Nothing to see here! On the awareness of and preparedness and defenses against cloaking malicious web content delivery
2024-10-22 , Europe - Main Room

Website cloaking is a technique that enables websites to deliver different content to
different clients, with the goal of hiding particular content from certain clients. Website cloaking is based on client detection, which is achieved via browser fingerprinting. In an
attempt to hide their malicious web pages from detection, cyber criminals (can) use cloaking.
They use vulnerability detection to only target clients that seem vulnerable.
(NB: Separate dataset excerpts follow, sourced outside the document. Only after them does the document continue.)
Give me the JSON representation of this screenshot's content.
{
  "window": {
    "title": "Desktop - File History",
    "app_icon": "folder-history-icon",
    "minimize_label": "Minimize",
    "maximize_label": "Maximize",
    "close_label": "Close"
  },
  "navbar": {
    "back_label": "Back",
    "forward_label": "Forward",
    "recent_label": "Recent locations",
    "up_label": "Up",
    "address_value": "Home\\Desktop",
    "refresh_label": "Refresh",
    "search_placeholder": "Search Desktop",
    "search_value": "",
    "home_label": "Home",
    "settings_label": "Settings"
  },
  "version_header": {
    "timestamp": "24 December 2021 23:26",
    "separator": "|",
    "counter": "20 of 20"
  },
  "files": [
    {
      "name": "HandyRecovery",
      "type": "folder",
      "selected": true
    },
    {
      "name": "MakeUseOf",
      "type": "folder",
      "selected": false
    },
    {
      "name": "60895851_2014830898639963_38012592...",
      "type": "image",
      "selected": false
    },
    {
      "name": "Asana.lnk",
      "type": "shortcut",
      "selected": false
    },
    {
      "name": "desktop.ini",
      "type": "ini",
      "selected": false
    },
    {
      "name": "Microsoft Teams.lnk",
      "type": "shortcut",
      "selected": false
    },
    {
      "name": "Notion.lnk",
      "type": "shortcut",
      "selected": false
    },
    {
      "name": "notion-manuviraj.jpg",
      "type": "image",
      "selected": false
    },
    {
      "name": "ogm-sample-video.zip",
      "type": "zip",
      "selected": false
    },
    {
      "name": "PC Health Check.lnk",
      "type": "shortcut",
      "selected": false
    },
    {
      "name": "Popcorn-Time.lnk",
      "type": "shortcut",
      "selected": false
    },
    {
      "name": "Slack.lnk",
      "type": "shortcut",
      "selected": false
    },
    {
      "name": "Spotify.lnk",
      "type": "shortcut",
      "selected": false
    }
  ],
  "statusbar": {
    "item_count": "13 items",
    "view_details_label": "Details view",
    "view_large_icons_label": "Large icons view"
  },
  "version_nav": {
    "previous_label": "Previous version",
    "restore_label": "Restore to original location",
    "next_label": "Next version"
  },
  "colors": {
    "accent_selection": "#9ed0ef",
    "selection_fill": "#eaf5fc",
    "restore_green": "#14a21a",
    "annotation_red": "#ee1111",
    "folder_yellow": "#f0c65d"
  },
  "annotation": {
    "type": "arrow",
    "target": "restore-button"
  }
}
On top
of that, they (can) also provide benign content in case they suspect someone or something is
trying to detect them.

In this work, we investigated to what extent security web crawlers can be detected
by browser fingerprinting techniques, and provided some suggestions for how to improve them
to be able to bypass those techniques. We surveyed security analysts and analyzed a set of
threat intelligence sharing communities, to gauge awareness of cloaking as an available
detection evasion method for cybercriminals. Finally, we investigated one final technique,
the use of Cache-Control: no-store, which an attacker can use to thwart
forensic analysis.


In this talk I present part of my master thesis research in this space, explaining how browser fingerprinting works, and why I think it deserves some more attention from the cyber community and CTI community in particular.

See also: Slides (1.3 MB)

I am a computer scientist with a background in software testing (automation), incident handling and threat intelligence sharing.